That delay may have been for the best as I'd already seen UMBERTO D, MY DOG TULIP, and TINY FURNITURE theatrically. I watched the latter two within the last six months and wasn't crazy about either one. My opinions remain unchanged, although I'll ease up a smidgen on my rather harsh original assessment of MY DOG TULIP. I still could do with a lot less of the emphasis on the dog's excretory functions, but I didn't find this content as intensely distasteful as I did during my first viewing.
I mentioned earlier that the festival is about more than the movies; it's about the community of people who come together for the event. Keeping true to my word to interact more with those I met at last year's festival and those I've become familiar with via social media, I headed out with the group of critics and filmmakers for karaoke night at a Champaign bar.
But first, before leaving the Virginia Theatre I was able to have a conversation with NATURAL SELECTION star Rachael Harris, who attended the same small liberal arts college I did. That was a pleasant surprise, but it is also the sort of thing that this festival permits more easily. Granted, it didn't hurt that the polo shirt I was wearing had the school's name on it, which she and her director spotted as soon as I joined the group ready to head out for some Champaign nightlife. (And yes, I was truthful when asked if I'd seen her film the previous night and what I thought.) Although I had an in, by and large the filmmakers mingle with the festivalgoers and do so happily.

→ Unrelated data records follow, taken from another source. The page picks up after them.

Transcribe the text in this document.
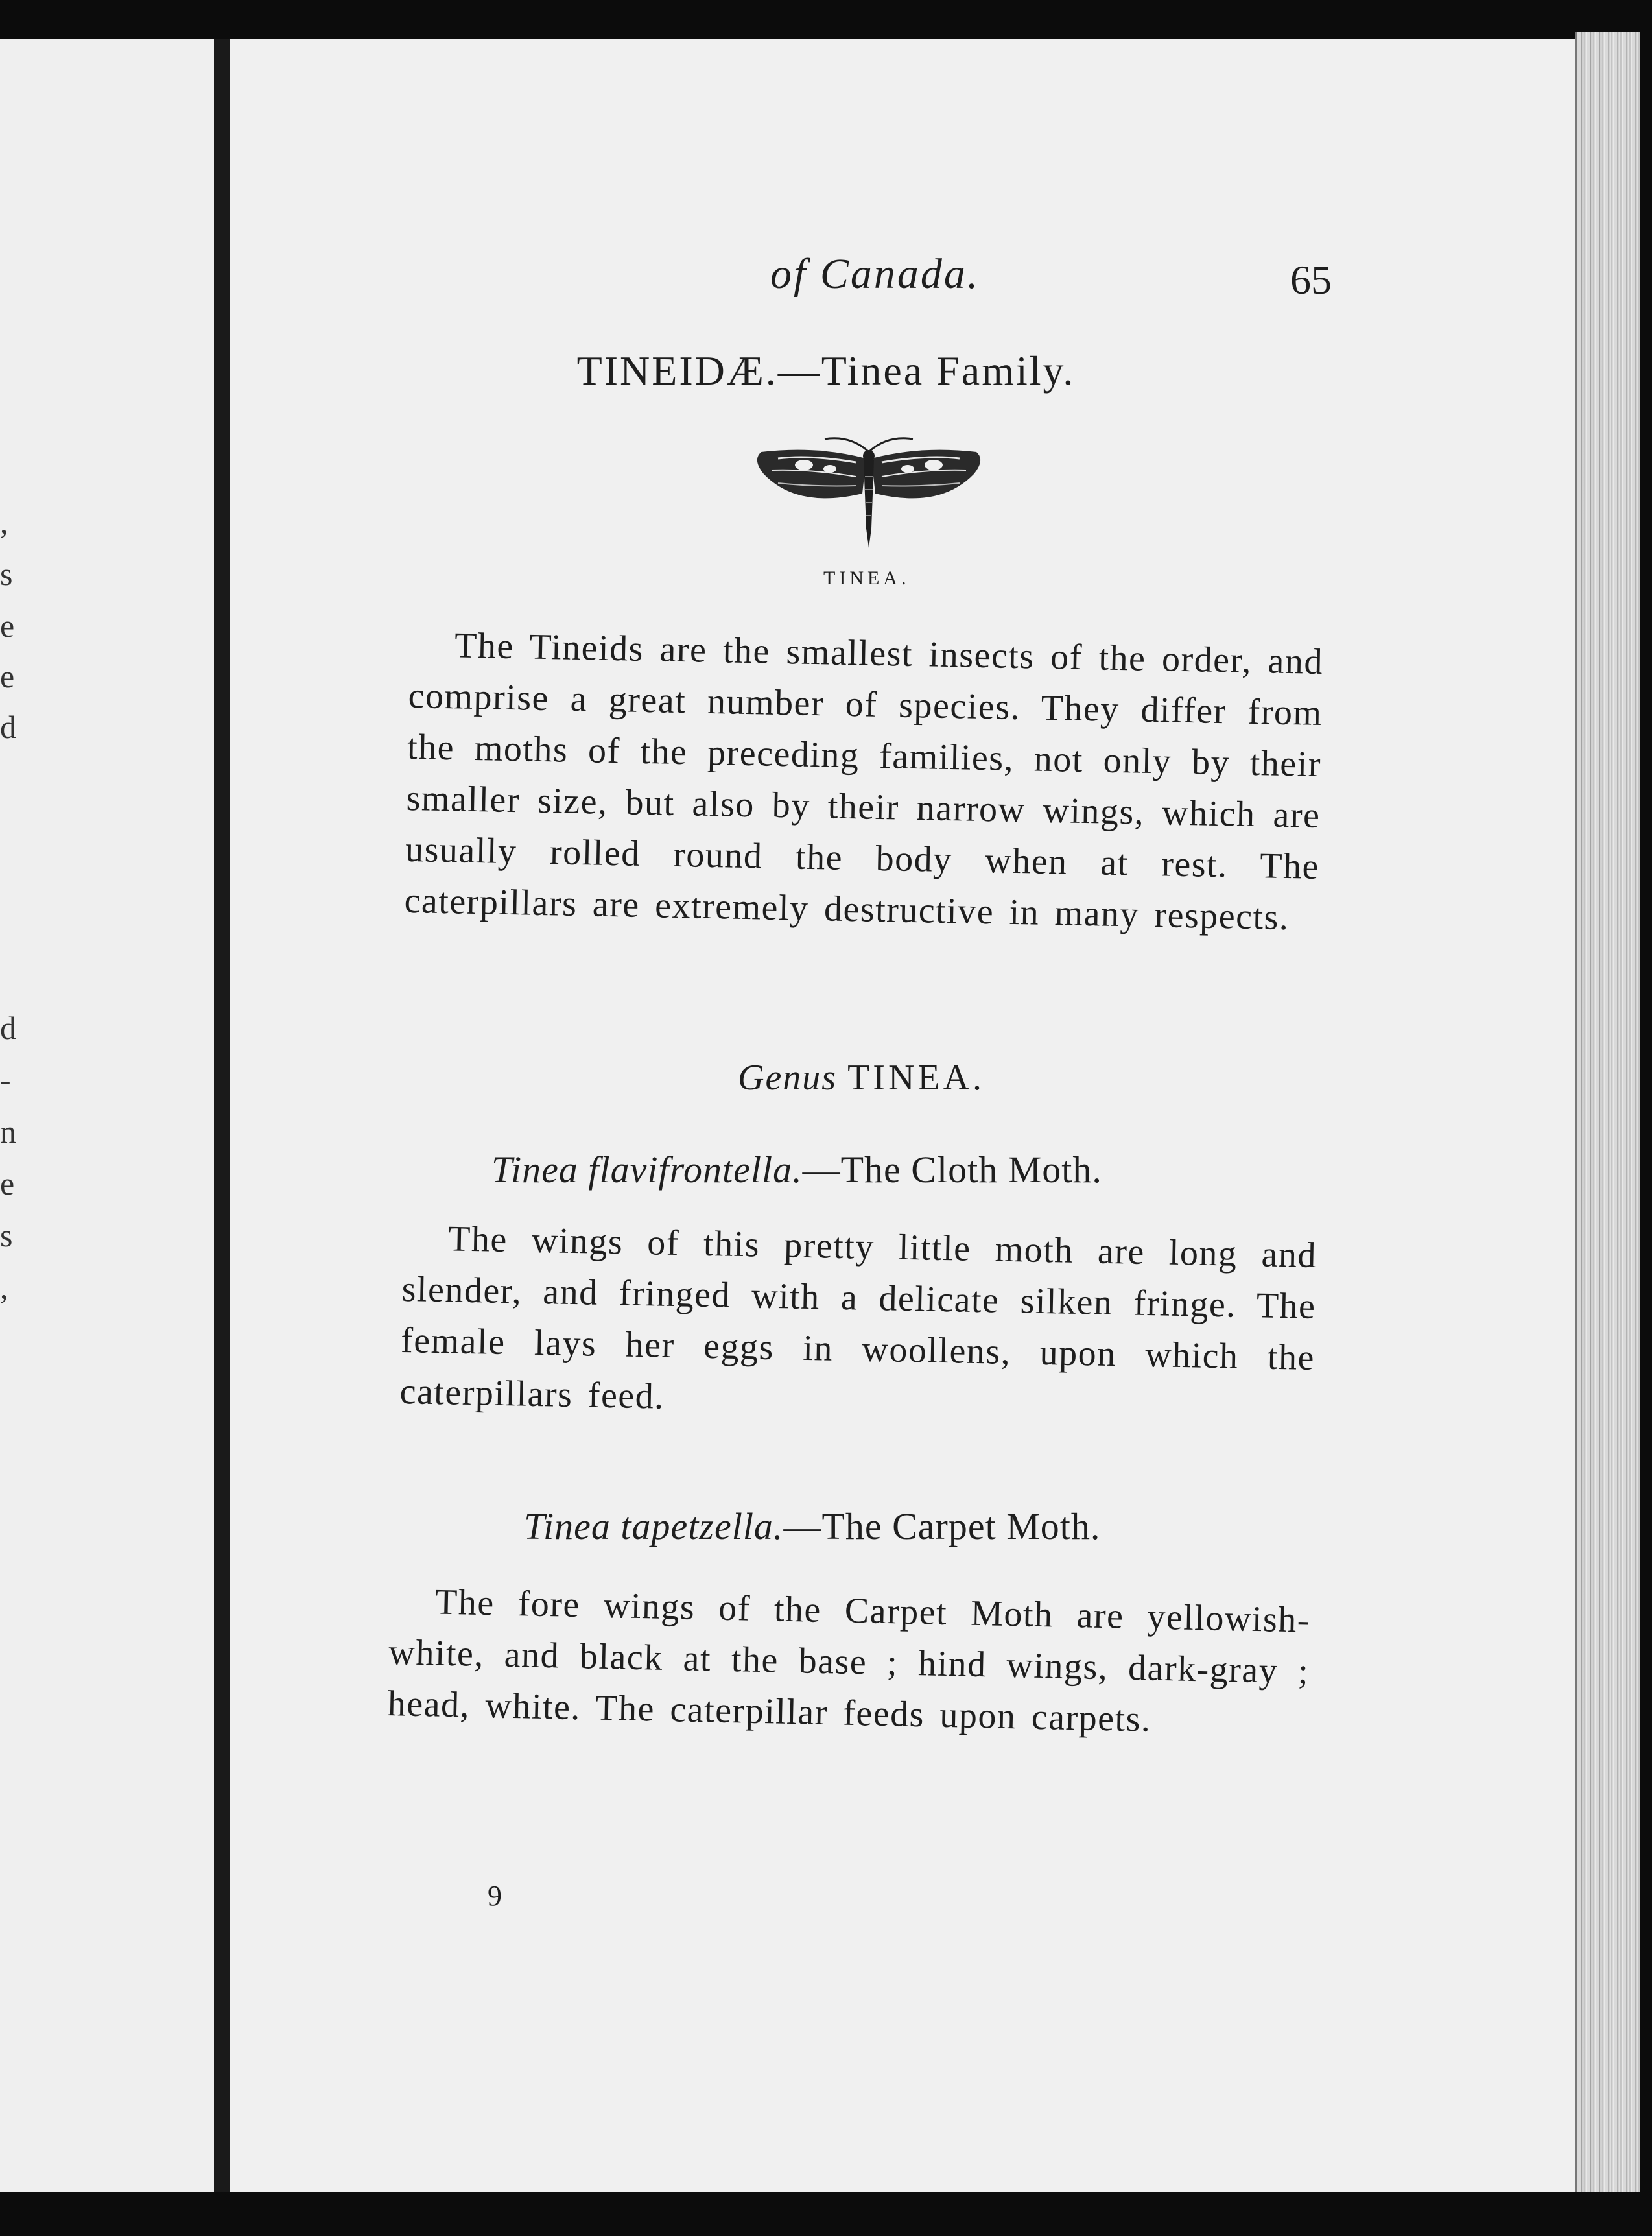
,
s
e
e
d
d
-
n
e
s
,
of Canada.	65
TINEIDÆ.—Tinea Family.
TINEA.

The Tineids are the smallest insects of the order, and comprise a great number of species. They differ from the moths of the preceding families, not only by their smaller size, but also by their narrow wings, which are usually rolled round the body when at rest. The caterpillars are extremely destructive in many respects.

Genus TINEA.
Tinea flavifrontella.—The Cloth Moth.

The wings of this pretty little moth are long and slender, and fringed with a delicate silken fringe. The female lays her eggs in woollens, upon which the caterpillars feed.

Tinea tapetzella.—The Carpet Moth.

The fore wings of the Carpet Moth are yellowish-white, and black at the base ; hind wings, dark-gray ; head, white. The caterpillar feeds upon carpets.

9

Best as I can tell, critic Ali Arikan is the unofficial social chair. Wrapped in a cape-like blanket, he led the pack to a local bar that was quickly overrun with us Ebertfest attendees. The chances of me getting in front of everyone to belt out a number were slim to none, but what a blast it was to be in the mix to cheer on IFC's Matt Singer get things started with his smooth Michael McDonald-like stylings, Harris tackle Salt-N-Pepa, and Roger Ebert's wife Chaz perform "Superfreak".
Ebertfest is a celebration of movies and their power to unify. A memorable night such as this, which brought together thirty or forty people from the festival and a few locals who happened to be at the bar, is as much in the spirit of the event as sitting down to watch the films. For those who don't understand the tweets and reports buzzing about a university town film festival whose purpose isn't to find the next hot thing in cinema, a couple hours tonight at Bentley's would have cleared it all up.